Date of Award

Spring 2009

Project Type


Program or Major


Degree Name

Doctor of Philosophy

First Advisor

Lynn M Kistler


Using data from the Plasma and Suprathermal Ion Composition (PLASTIC) instruments onboard the Solar Terrestrial Relations Observatory (STEREO), I have studied the evolution of solar wind stream interfaces in the ecliptic plane near 1 AU over time scales of hours to a few days. STEREO consists of two nearly identical satellites in orbits similar to the Earth's orbit about the Sun. One observatory leads the Earth (STEREO/A), and the other lags behind (STEREO/B). The PLASTIC instruments, build by a team lead by A.B. Galvin of the University of New Hampshire, measure solar wind and suprathermal ion composition.

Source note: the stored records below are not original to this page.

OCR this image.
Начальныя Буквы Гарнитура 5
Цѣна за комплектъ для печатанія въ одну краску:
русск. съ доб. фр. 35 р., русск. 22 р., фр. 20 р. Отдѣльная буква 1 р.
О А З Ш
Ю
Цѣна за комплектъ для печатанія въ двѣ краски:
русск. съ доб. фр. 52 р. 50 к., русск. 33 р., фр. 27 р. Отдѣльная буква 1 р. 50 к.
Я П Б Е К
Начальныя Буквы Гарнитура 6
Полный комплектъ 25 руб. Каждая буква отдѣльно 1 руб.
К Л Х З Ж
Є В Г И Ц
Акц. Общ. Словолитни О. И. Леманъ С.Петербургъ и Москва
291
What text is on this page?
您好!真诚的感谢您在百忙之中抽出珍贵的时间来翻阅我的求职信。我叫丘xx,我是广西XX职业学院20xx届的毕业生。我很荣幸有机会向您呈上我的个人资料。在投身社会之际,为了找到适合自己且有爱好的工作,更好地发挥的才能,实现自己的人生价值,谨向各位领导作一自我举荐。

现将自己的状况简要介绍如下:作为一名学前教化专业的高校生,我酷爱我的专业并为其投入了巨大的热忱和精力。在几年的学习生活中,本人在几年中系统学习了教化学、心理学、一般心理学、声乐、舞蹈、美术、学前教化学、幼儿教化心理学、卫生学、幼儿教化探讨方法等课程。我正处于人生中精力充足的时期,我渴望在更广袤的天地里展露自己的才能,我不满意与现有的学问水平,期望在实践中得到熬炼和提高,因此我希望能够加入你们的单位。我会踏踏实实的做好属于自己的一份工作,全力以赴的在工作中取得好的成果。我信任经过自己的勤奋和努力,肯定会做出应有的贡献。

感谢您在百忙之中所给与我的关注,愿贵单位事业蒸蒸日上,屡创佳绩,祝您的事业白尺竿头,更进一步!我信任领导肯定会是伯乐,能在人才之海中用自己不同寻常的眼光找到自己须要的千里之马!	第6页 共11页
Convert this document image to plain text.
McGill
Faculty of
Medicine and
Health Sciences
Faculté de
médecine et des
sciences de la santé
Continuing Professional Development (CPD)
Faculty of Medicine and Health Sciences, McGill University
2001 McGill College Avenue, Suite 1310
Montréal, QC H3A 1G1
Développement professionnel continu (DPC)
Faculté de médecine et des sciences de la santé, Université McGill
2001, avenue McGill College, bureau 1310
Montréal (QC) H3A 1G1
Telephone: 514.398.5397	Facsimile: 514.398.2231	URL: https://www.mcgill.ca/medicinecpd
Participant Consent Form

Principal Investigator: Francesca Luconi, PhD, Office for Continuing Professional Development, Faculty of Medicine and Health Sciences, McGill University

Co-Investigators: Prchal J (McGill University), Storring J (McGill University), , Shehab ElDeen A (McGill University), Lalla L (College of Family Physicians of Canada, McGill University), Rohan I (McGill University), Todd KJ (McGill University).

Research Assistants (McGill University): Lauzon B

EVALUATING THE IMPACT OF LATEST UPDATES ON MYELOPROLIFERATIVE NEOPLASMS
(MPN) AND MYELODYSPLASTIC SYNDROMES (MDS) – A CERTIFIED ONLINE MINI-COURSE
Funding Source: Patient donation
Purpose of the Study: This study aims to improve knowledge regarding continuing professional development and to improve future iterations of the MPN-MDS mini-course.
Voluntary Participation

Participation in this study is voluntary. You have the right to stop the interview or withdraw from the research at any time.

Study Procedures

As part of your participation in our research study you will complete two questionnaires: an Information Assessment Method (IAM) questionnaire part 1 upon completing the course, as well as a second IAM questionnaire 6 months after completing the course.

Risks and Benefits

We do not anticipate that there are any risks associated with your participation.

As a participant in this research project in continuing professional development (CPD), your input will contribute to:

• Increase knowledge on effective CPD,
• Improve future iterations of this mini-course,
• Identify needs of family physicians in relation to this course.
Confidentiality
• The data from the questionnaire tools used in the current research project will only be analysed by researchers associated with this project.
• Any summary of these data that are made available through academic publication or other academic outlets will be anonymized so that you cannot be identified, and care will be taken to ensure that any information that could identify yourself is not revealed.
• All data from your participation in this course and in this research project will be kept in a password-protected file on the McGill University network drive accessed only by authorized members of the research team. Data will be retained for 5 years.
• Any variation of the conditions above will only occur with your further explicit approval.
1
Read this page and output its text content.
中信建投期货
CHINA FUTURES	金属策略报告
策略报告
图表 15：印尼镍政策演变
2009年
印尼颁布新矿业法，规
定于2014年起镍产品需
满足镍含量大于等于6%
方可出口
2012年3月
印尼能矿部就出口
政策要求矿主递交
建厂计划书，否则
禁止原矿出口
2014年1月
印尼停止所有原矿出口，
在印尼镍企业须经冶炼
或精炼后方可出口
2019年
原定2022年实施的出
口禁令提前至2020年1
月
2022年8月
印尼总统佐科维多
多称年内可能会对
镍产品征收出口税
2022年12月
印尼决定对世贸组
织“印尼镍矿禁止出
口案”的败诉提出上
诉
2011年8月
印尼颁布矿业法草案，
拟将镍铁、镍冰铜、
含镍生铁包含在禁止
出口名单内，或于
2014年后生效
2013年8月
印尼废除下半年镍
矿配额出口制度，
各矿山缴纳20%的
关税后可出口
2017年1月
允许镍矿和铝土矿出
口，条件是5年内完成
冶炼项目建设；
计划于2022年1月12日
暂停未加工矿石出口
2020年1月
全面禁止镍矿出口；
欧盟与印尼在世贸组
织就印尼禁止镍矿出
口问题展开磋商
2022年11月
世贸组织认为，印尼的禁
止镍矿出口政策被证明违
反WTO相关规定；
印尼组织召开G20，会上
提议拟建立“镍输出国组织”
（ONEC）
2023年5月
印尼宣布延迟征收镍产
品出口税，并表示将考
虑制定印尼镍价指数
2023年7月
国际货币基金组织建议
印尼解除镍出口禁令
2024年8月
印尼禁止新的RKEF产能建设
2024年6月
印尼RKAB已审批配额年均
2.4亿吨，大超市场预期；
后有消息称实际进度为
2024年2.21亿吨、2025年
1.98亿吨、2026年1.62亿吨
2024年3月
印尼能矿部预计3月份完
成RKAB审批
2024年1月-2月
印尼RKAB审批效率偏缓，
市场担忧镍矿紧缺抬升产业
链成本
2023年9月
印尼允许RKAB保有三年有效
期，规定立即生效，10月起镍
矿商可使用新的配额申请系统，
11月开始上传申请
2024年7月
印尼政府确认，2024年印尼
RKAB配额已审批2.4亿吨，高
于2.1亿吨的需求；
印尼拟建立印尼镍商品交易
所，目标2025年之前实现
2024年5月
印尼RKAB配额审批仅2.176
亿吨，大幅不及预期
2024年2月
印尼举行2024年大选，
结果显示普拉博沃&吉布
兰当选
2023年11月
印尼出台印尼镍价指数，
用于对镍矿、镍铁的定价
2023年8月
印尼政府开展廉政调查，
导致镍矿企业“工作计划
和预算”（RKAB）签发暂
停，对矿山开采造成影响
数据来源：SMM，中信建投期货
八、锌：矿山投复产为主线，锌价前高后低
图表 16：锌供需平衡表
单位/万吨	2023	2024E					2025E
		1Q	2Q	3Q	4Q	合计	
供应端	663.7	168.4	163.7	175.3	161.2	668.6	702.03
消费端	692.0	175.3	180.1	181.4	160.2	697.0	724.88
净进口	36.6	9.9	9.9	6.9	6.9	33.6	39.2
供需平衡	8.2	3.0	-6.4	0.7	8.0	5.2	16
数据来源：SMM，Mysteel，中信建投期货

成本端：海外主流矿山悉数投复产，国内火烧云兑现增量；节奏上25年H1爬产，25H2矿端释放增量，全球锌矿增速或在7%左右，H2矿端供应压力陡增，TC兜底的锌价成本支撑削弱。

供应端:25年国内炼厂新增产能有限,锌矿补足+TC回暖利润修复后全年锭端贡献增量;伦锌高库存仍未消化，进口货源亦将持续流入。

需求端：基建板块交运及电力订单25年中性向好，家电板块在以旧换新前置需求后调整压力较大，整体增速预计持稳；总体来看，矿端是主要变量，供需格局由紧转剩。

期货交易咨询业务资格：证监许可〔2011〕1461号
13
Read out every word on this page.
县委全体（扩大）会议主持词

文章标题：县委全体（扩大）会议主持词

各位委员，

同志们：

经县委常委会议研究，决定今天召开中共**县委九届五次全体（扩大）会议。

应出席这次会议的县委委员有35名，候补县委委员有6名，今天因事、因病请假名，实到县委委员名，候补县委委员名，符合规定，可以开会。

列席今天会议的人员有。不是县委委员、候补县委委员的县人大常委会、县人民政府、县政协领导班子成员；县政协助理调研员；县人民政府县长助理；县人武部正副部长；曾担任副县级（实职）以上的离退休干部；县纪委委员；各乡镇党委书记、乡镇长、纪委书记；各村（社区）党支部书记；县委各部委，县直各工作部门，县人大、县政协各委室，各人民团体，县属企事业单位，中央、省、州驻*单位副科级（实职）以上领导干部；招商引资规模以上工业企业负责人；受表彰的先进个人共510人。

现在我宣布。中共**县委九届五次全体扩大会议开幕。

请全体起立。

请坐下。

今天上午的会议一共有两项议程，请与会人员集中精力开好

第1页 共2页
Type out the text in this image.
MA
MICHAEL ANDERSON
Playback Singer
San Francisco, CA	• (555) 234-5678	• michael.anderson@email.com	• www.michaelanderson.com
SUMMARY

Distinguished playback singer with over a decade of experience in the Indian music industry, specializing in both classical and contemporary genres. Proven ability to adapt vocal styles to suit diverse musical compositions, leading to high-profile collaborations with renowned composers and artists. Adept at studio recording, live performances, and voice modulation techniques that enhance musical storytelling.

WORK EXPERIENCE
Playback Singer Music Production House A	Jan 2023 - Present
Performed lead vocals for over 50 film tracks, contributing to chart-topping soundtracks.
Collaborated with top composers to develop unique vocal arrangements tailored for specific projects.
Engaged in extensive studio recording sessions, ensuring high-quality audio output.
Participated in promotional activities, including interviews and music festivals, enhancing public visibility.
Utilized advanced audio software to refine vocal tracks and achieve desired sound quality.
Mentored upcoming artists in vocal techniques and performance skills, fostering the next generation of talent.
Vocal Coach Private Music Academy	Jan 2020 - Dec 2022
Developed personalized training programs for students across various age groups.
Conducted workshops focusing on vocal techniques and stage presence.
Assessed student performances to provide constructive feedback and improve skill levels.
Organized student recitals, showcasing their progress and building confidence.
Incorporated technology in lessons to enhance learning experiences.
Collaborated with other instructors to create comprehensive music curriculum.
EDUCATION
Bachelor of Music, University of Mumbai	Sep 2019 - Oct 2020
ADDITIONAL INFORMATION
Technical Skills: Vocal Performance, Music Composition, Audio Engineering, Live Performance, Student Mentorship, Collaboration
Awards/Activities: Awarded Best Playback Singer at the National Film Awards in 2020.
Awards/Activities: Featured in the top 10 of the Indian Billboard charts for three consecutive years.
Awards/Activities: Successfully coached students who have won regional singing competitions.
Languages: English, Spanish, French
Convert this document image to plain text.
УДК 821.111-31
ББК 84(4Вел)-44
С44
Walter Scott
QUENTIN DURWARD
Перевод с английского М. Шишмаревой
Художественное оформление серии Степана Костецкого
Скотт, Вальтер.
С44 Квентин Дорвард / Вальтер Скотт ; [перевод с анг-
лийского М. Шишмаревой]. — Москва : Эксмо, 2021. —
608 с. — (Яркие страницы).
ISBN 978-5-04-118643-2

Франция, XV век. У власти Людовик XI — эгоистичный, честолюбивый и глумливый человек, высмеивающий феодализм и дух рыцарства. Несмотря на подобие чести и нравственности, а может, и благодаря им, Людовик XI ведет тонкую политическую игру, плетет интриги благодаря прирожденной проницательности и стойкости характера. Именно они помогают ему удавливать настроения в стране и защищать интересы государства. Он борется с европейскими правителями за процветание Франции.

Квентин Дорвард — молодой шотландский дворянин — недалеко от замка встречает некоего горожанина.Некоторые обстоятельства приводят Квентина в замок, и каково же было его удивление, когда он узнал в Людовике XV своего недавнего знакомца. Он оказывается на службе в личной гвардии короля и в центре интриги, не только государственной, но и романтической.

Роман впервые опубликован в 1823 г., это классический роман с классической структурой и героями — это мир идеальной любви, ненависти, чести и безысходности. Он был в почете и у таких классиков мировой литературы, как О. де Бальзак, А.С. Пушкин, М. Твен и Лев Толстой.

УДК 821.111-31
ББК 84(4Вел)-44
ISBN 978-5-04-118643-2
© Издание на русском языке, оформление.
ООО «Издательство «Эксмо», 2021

In this work, the instruments were used to determine the bulk properties of solar wind protons. The PLASTIC instruments functioned somewhat differently than anticipated pre-launch, so it was necessary to carry out an in-flight calibration for the bulk solar wind proton data. The proton data were then used to identify transitions between slow and fast solar wind for thirteen Carrington rotations covering March 2007 through February 2008. During this interval the heliographic longitude separation between the two observatories grew from about 2 degrees to 45 degrees. After a solar wind transition was observed at STEREO/B, the expected time-of-arrival at STEREO/A was calculated assuming ideal corotation with the Sun and negligible source evolution. The difference between expected and actual arrival times was generally less than ten hours when heliographic longitude separation between the observatories was less than 20 degrees, and time separation was less than a day. Discrepancies of more than 40 hours occurred when heliographic latitude separation between the observatories exceeded 5 degrees. By propagating the solar wind data back to the sun, the source regions were identified for particular cases, and the sources were examined for both latitudinal differences and for source evolution. Both latitude differences and source evolution were reflected in the in situ solar wind proton data. In 32 of 41 cases the stream interface between slow and fast solar wind arrived earlier than predicted. This result is important to forecasting the arrival of high-speed streams at Earth, which are known to cause recurrent geomagnetic storms.